Fit a "noisy" tensor to a particular crystal structure

In [None]:
import json
import numpy as np
from pymatgen.analysis.elasticity.elastic import ElasticTensor
data = json.load(open("sample_elastic.json"))
si_struct = Structure.from_dict(data[0])
et = ElasticTensor.from_voigt(data[1])

print(np.array(data[1]))
et.fit_to_structure(si_struct).voigt.round(2)

## Surfaces

### Generate all of the low-index facets for BCC Fe

In [None]:
from pymatgen.symmetry.analyzer import SpacegroupAnalyzer
from pymatgen.core.surface import generate_all_slabs
lattice = Lattice.cubic(2.85)
structure = Structure(lattice, ["Fe", "Fe"],
                      [[0, 0, 0], [0.5, 0.5, 0.5]])

slabs = generate_all_slabs(structure, 1, 4, 10)
first_slab = slabs[0]
first_slab.miller_index
for slab in slabs:
    print slab.miller_index

quick_view(slab)

# Summary

This notebook is intended to provide a short introduction to some of the functionality of pymatgen. Pourbaix diagram and phase diagram generation require a bit more in-depth use of the API, and we don't have time to cover that here, but you can find additional examples [here](http://pymatgen.org/examples.html).

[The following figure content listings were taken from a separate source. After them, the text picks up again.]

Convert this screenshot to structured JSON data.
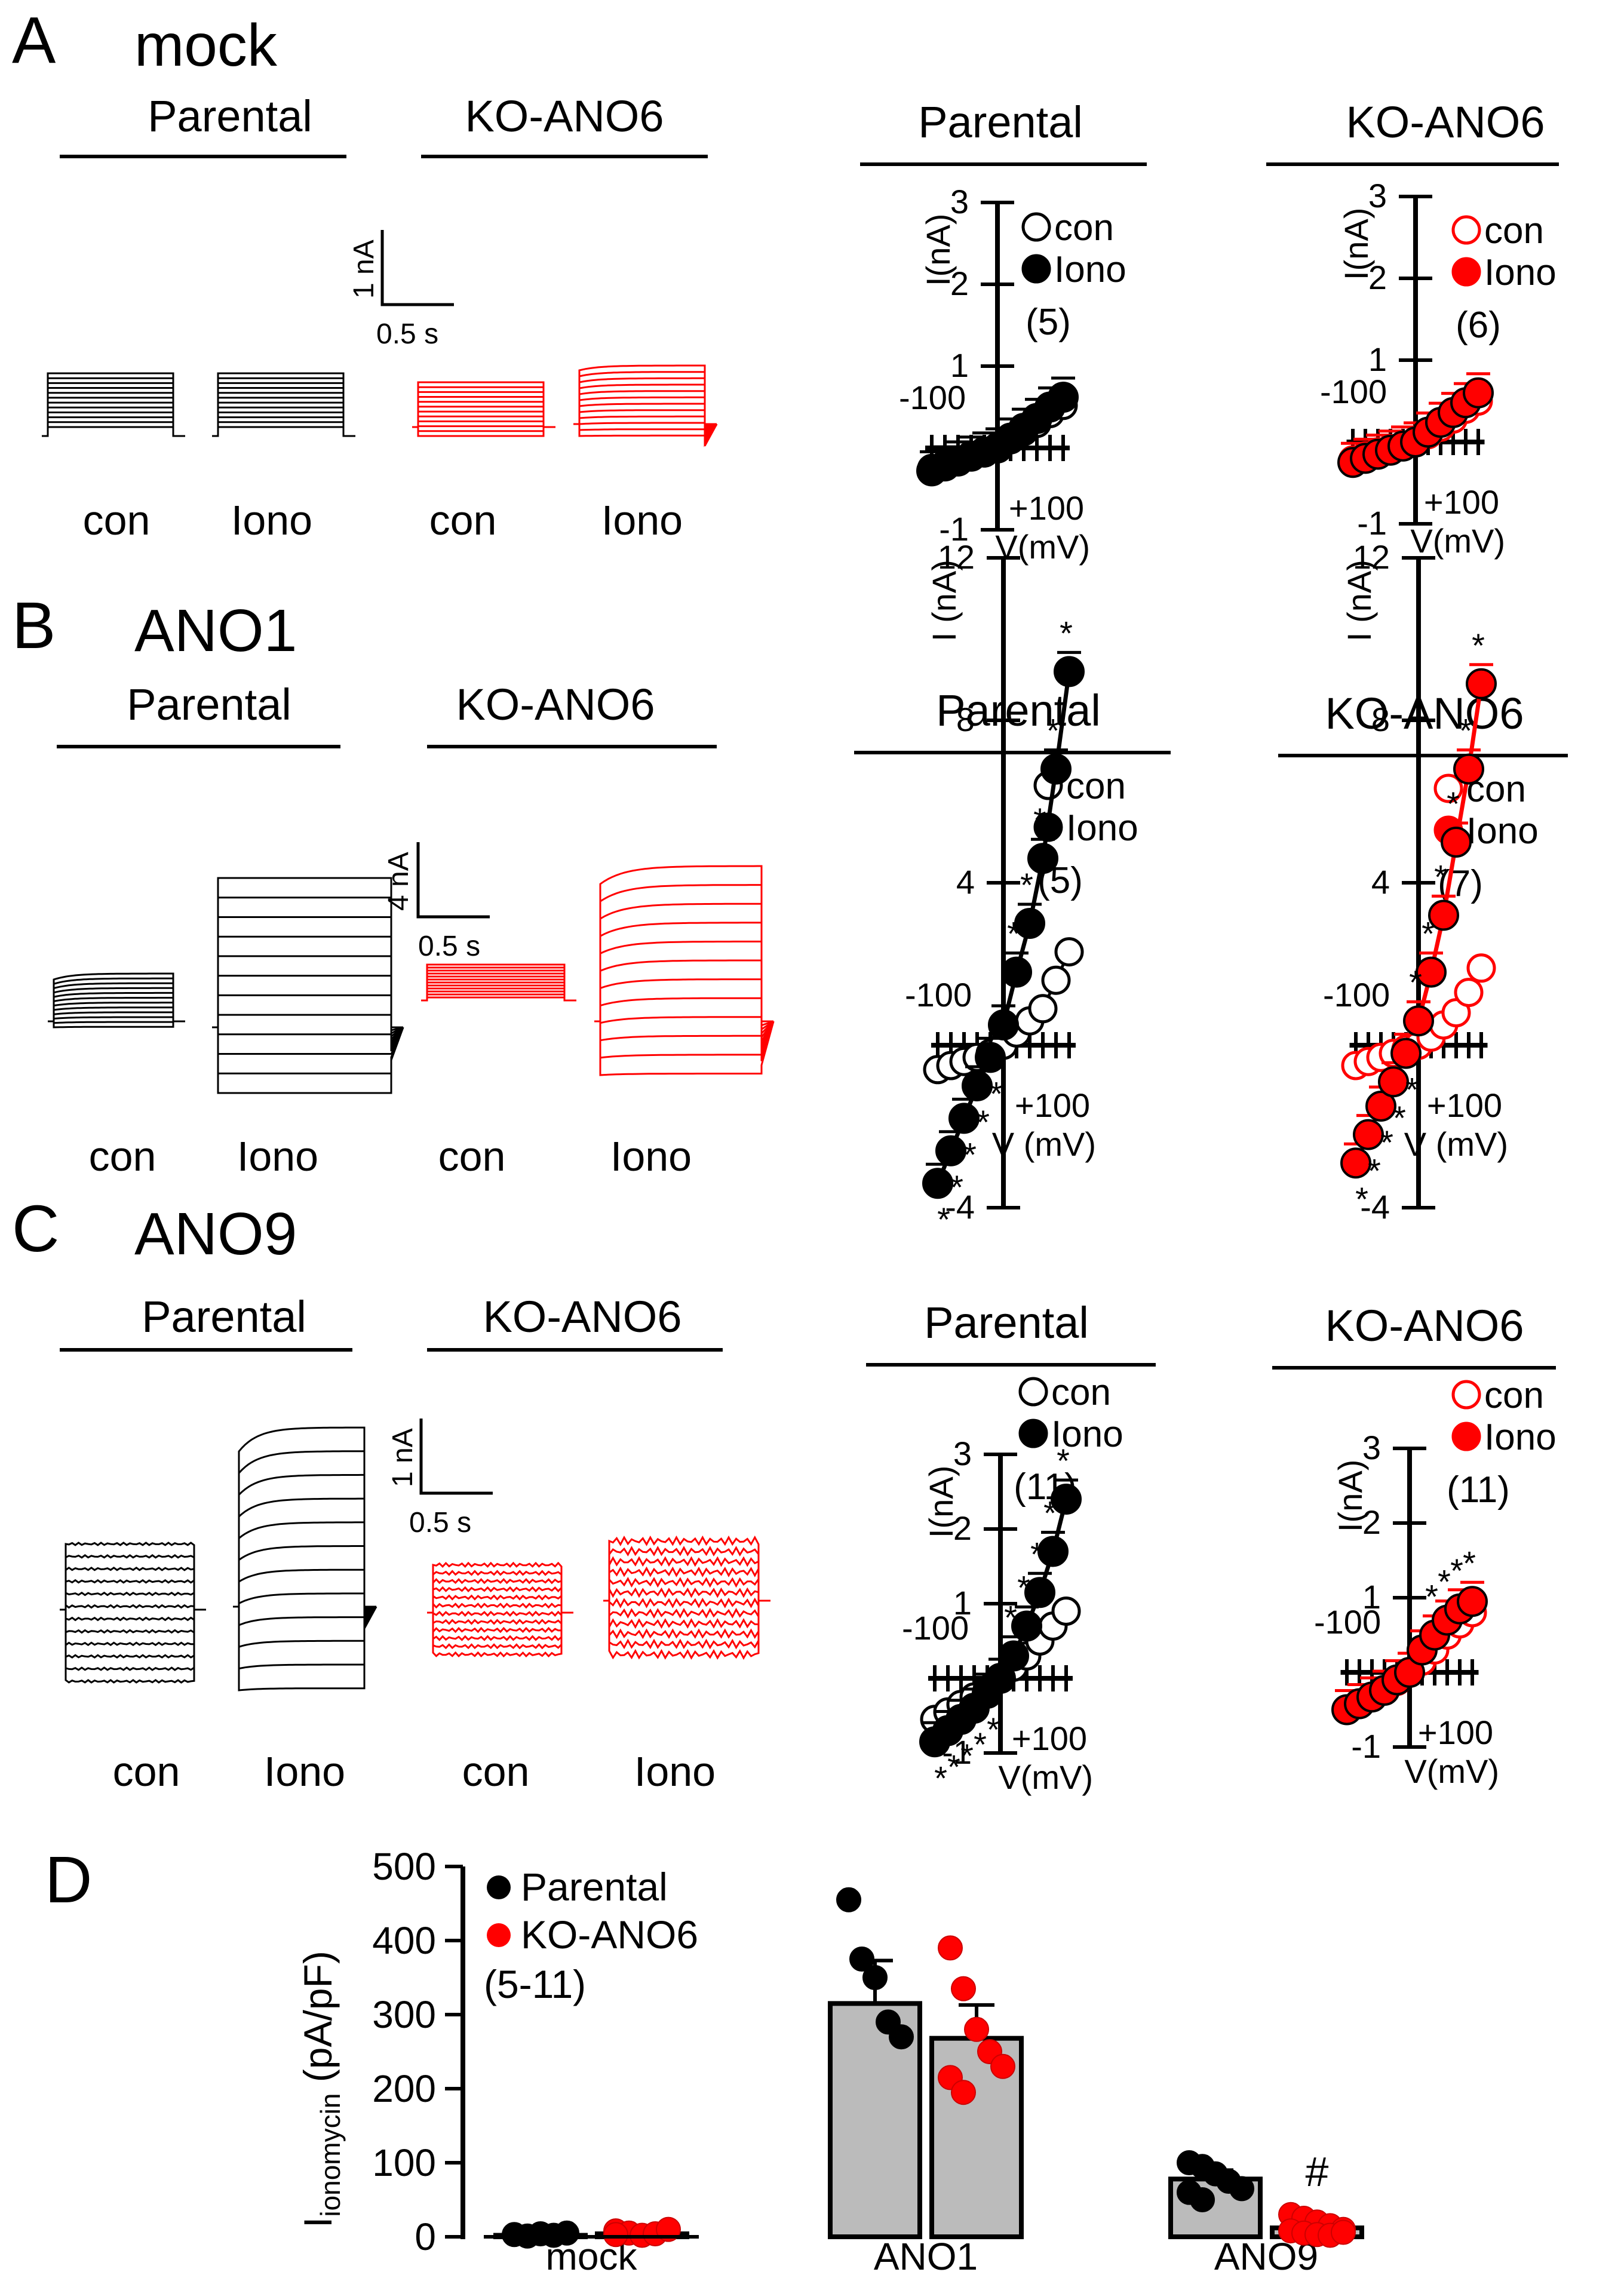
{
  "colors": {
    "black": "#000000",
    "red": "#ff0000",
    "bar": "#bbbbbb"
  },
  "panels": [
    {
      "letter": "A",
      "name": "mock",
      "traces": {
        "groups": [
          "Parental",
          "KO-ANO6"
        ],
        "conditions": [
          "con",
          "Iono",
          "con",
          "Iono"
        ],
        "scale": {
          "y": "1 nA",
          "x": "0.5 s"
        }
      },
      "iv": [
        {
          "title": "Parental",
          "color": "black",
          "n": "(5)",
          "legend": [
            "con",
            "Iono"
          ],
          "ylim": [
            -1,
            3
          ],
          "yticks": [
            "3",
            "2",
            "1",
            "-1"
          ],
          "xmin_label": "-100",
          "xmax_label": "+100",
          "xlabel": "V(mV)",
          "ylabel": "I(nA)",
          "v": [
            -100,
            -80,
            -60,
            -40,
            -20,
            0,
            20,
            40,
            60,
            80,
            100
          ],
          "con": [
            -0.25,
            -0.2,
            -0.15,
            -0.1,
            -0.06,
            0,
            0.1,
            0.2,
            0.3,
            0.42,
            0.52
          ],
          "iono": [
            -0.28,
            -0.22,
            -0.16,
            -0.1,
            -0.05,
            0,
            0.12,
            0.24,
            0.36,
            0.5,
            0.62
          ],
          "stars": []
        },
        {
          "title": "KO-ANO6",
          "color": "red",
          "n": "(6)",
          "legend": [
            "con",
            "Iono"
          ],
          "ylim": [
            -1,
            3
          ],
          "yticks": [
            "3",
            "2",
            "1",
            "-1"
          ],
          "xmin_label": "-100",
          "xmax_label": "+100",
          "xlabel": "V(mV)",
          "ylabel": "I(nA)",
          "v": [
            -100,
            -80,
            -60,
            -40,
            -20,
            0,
            20,
            40,
            60,
            80,
            100
          ],
          "con": [
            -0.22,
            -0.17,
            -0.12,
            -0.08,
            -0.04,
            0,
            0.09,
            0.18,
            0.28,
            0.4,
            0.5
          ],
          "iono": [
            -0.25,
            -0.2,
            -0.15,
            -0.1,
            -0.05,
            0,
            0.12,
            0.24,
            0.36,
            0.48,
            0.6
          ],
          "stars": []
        }
      ]
    },
    {
      "letter": "B",
      "name": "ANO1",
      "traces": {
        "groups": [
          "Parental",
          "KO-ANO6"
        ],
        "conditions": [
          "con",
          "Iono",
          "con",
          "Iono"
        ],
        "scale": {
          "y": "4 nA",
          "x": "0.5 s"
        }
      },
      "iv": [
        {
          "title": "Parental",
          "color": "black",
          "n": "(5)",
          "legend": [
            "con",
            "Iono"
          ],
          "ylim": [
            -4,
            12
          ],
          "yticks": [
            "12",
            "8",
            "4",
            "-4"
          ],
          "xmin_label": "-100",
          "xmax_label": "+100",
          "xlabel": "V (mV)",
          "ylabel": "I (nA)",
          "v": [
            -100,
            -80,
            -60,
            -40,
            -20,
            0,
            20,
            40,
            60,
            80,
            100
          ],
          "con": [
            -0.6,
            -0.5,
            -0.4,
            -0.3,
            -0.2,
            0,
            0.3,
            0.6,
            0.9,
            1.6,
            2.3
          ],
          "iono": [
            -3.4,
            -2.6,
            -1.8,
            -1.0,
            -0.3,
            0.5,
            1.8,
            3.0,
            4.6,
            6.8,
            9.2
          ],
          "stars": [
            "*",
            "*",
            "*",
            "*",
            "*",
            "",
            "*",
            "*",
            "*",
            "*",
            "*"
          ]
        },
        {
          "title": "KO-ANO6",
          "color": "red",
          "n": "(7)",
          "legend": [
            "con",
            "Iono"
          ],
          "ylim": [
            -4,
            12
          ],
          "yticks": [
            "12",
            "8",
            "4",
            "-4"
          ],
          "xmin_label": "-100",
          "xmax_label": "+100",
          "xlabel": "V (mV)",
          "ylabel": "I (nA)",
          "v": [
            -100,
            -80,
            -60,
            -40,
            -20,
            0,
            20,
            40,
            60,
            80,
            100
          ],
          "con": [
            -0.5,
            -0.4,
            -0.3,
            -0.2,
            -0.1,
            0,
            0.2,
            0.5,
            0.8,
            1.3,
            1.9
          ],
          "iono": [
            -2.9,
            -2.2,
            -1.5,
            -0.9,
            -0.2,
            0.6,
            1.8,
            3.2,
            5.0,
            6.8,
            8.9
          ],
          "stars": [
            "*",
            "*",
            "*",
            "*",
            "*",
            "*",
            "*",
            "*",
            "*",
            "*",
            "*"
          ]
        }
      ]
    },
    {
      "letter": "C",
      "name": "ANO9",
      "traces": {
        "groups": [
          "Parental",
          "KO-ANO6"
        ],
        "conditions": [
          "con",
          "Iono",
          "con",
          "Iono"
        ],
        "scale": {
          "y": "1 nA",
          "x": "0.5 s"
        }
      },
      "iv": [
        {
          "title": "Parental",
          "color": "black",
          "n": "(11)",
          "legend": [
            "con",
            "Iono"
          ],
          "ylim": [
            -1,
            3
          ],
          "yticks": [
            "3",
            "2",
            "1",
            "-1"
          ],
          "xmin_label": "-100",
          "xmax_label": "+100",
          "xlabel": "V(mV)",
          "ylabel": "I(nA)",
          "v": [
            -100,
            -80,
            -60,
            -40,
            -20,
            0,
            20,
            40,
            60,
            80,
            100
          ],
          "con": [
            -0.55,
            -0.45,
            -0.35,
            -0.25,
            -0.15,
            0,
            0.15,
            0.3,
            0.5,
            0.7,
            0.9
          ],
          "iono": [
            -0.85,
            -0.7,
            -0.55,
            -0.4,
            -0.2,
            0,
            0.3,
            0.7,
            1.15,
            1.7,
            2.4
          ],
          "stars": [
            "*",
            "*",
            "*",
            "*",
            "*",
            "",
            "*",
            "*",
            "*",
            "*",
            "*"
          ]
        },
        {
          "title": "KO-ANO6",
          "color": "red",
          "n": "(11)",
          "legend": [
            "con",
            "Iono"
          ],
          "ylim": [
            -1,
            3
          ],
          "yticks": [
            "3",
            "2",
            "1",
            "-1"
          ],
          "xmin_label": "-100",
          "xmax_label": "+100",
          "xlabel": "V(mV)",
          "ylabel": "I(nA)",
          "v": [
            -100,
            -80,
            -60,
            -40,
            -20,
            0,
            20,
            40,
            60,
            80,
            100
          ],
          "con": [
            -0.5,
            -0.42,
            -0.33,
            -0.24,
            -0.12,
            0,
            0.15,
            0.3,
            0.5,
            0.65,
            0.8
          ],
          "iono": [
            -0.5,
            -0.42,
            -0.33,
            -0.24,
            -0.1,
            0,
            0.3,
            0.5,
            0.7,
            0.85,
            0.95
          ],
          "stars": [
            "",
            "",
            "",
            "",
            "",
            "",
            "",
            "*",
            "*",
            "*",
            "*"
          ]
        }
      ]
    }
  ],
  "chart_data": {
    "type": "bar",
    "title": "D",
    "ylabel_main": "I",
    "ylabel_sub": "ionomycin",
    "ylabel_unit": " (pA/pF)",
    "ylim": [
      0,
      500
    ],
    "yticks": [
      "0",
      "100",
      "200",
      "300",
      "400",
      "500"
    ],
    "legend": [
      "Parental",
      "KO-ANO6"
    ],
    "n_label": "(5-11)",
    "categories": [
      "mock",
      "ANO1",
      "ANO9"
    ],
    "series": [
      {
        "name": "Parental",
        "values": [
          2,
          315,
          78
        ],
        "errors": [
          1,
          58,
          12
        ],
        "points": [
          [
            3,
            1,
            4,
            2,
            5
          ],
          [
            455,
            375,
            350,
            290,
            270
          ],
          [
            100,
            95,
            85,
            75,
            65,
            60,
            50
          ]
        ]
      },
      {
        "name": "KO-ANO6",
        "values": [
          4,
          268,
          12
        ],
        "errors": [
          1,
          45,
          4
        ],
        "points": [
          [
            8,
            5,
            2,
            4,
            10,
            3
          ],
          [
            390,
            335,
            280,
            250,
            230,
            215,
            195
          ],
          [
            30,
            25,
            20,
            15,
            10,
            8,
            5,
            3,
            2,
            6
          ]
        ]
      }
    ],
    "significance": [
      "",
      "",
      "#"
    ]
  }
}
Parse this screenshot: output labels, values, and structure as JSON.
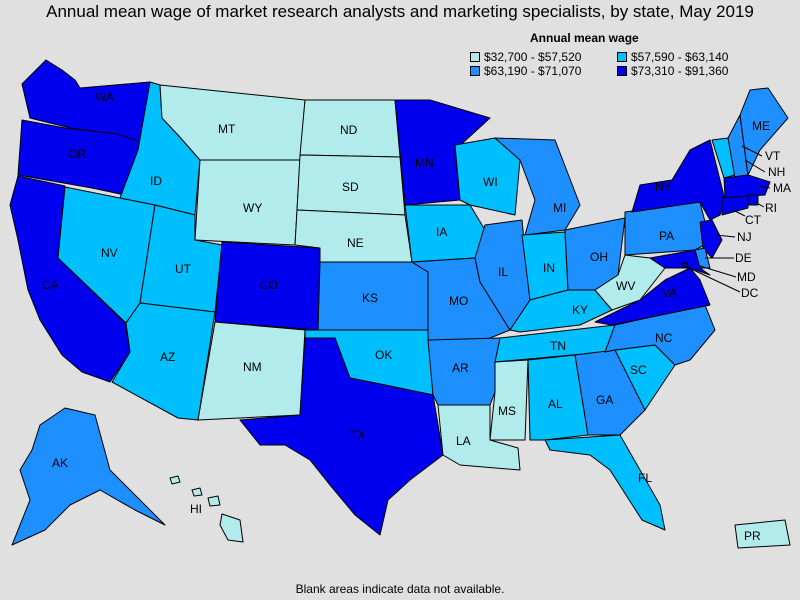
{
  "title": "Annual mean wage of market research analysts and marketing specialists, by state, May 2019",
  "legend": {
    "title": "Annual mean wage",
    "bins": [
      {
        "label": "$32,700 - $57,520",
        "color": "#b2ebeb"
      },
      {
        "label": "$57,590 - $63,140",
        "color": "#00bfff"
      },
      {
        "label": "$63,190 - $71,070",
        "color": "#1e8fff"
      },
      {
        "label": "$73,310 - $91,360",
        "color": "#0000ee"
      }
    ]
  },
  "footnote": "Blank areas indicate data not available.",
  "states": {
    "WA": {
      "label": "WA",
      "bin": 3
    },
    "OR": {
      "label": "OR",
      "bin": 3
    },
    "CA": {
      "label": "CA",
      "bin": 3
    },
    "NV": {
      "label": "NV",
      "bin": 1
    },
    "ID": {
      "label": "ID",
      "bin": 1
    },
    "MT": {
      "label": "MT",
      "bin": 0
    },
    "WY": {
      "label": "WY",
      "bin": 0
    },
    "UT": {
      "label": "UT",
      "bin": 1
    },
    "AZ": {
      "label": "AZ",
      "bin": 1
    },
    "CO": {
      "label": "CO",
      "bin": 3
    },
    "NM": {
      "label": "NM",
      "bin": 0
    },
    "ND": {
      "label": "ND",
      "bin": 0
    },
    "SD": {
      "label": "SD",
      "bin": 0
    },
    "NE": {
      "label": "NE",
      "bin": 0
    },
    "KS": {
      "label": "KS",
      "bin": 2
    },
    "OK": {
      "label": "OK",
      "bin": 1
    },
    "TX": {
      "label": "TX",
      "bin": 3
    },
    "MN": {
      "label": "MN",
      "bin": 3
    },
    "IA": {
      "label": "IA",
      "bin": 1
    },
    "MO": {
      "label": "MO",
      "bin": 2
    },
    "AR": {
      "label": "AR",
      "bin": 2
    },
    "LA": {
      "label": "LA",
      "bin": 0
    },
    "WI": {
      "label": "WI",
      "bin": 1
    },
    "IL": {
      "label": "IL",
      "bin": 2
    },
    "MI": {
      "label": "MI",
      "bin": 2
    },
    "IN": {
      "label": "IN",
      "bin": 1
    },
    "OH": {
      "label": "OH",
      "bin": 2
    },
    "KY": {
      "label": "KY",
      "bin": 1
    },
    "TN": {
      "label": "TN",
      "bin": 1
    },
    "MS": {
      "label": "MS",
      "bin": 0
    },
    "AL": {
      "label": "AL",
      "bin": 1
    },
    "GA": {
      "label": "GA",
      "bin": 2
    },
    "FL": {
      "label": "FL",
      "bin": 1
    },
    "SC": {
      "label": "SC",
      "bin": 1
    },
    "NC": {
      "label": "NC",
      "bin": 2
    },
    "VA": {
      "label": "VA",
      "bin": 3
    },
    "WV": {
      "label": "WV",
      "bin": 0
    },
    "PA": {
      "label": "PA",
      "bin": 2
    },
    "NY": {
      "label": "NY",
      "bin": 3
    },
    "VT": {
      "label": "VT",
      "bin": 1
    },
    "NH": {
      "label": "NH",
      "bin": 2
    },
    "ME": {
      "label": "ME",
      "bin": 2
    },
    "MA": {
      "label": "MA",
      "bin": 3
    },
    "RI": {
      "label": "RI",
      "bin": 3
    },
    "CT": {
      "label": "CT",
      "bin": 3
    },
    "NJ": {
      "label": "NJ",
      "bin": 3
    },
    "DE": {
      "label": "DE",
      "bin": 2
    },
    "MD": {
      "label": "MD",
      "bin": 3
    },
    "DC": {
      "label": "DC",
      "bin": 3
    },
    "AK": {
      "label": "AK",
      "bin": 2
    },
    "HI": {
      "label": "HI",
      "bin": 0
    },
    "PR": {
      "label": "PR",
      "bin": 0
    }
  }
}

In conclusion, I'd like to note that pymatgen development is ongoing and encourage you to get involved.  We have a [git repository](www.github.com/materialsproject/pymatgen), which you can clone/fork to customize the code.I'd encourage anyone interested in computational materials science to get a basic sense of how contributing to an open-source repository works.  You basically create a copy of the repository on github (i. e. a fork), make changes there, and submit them in what's called a pull request.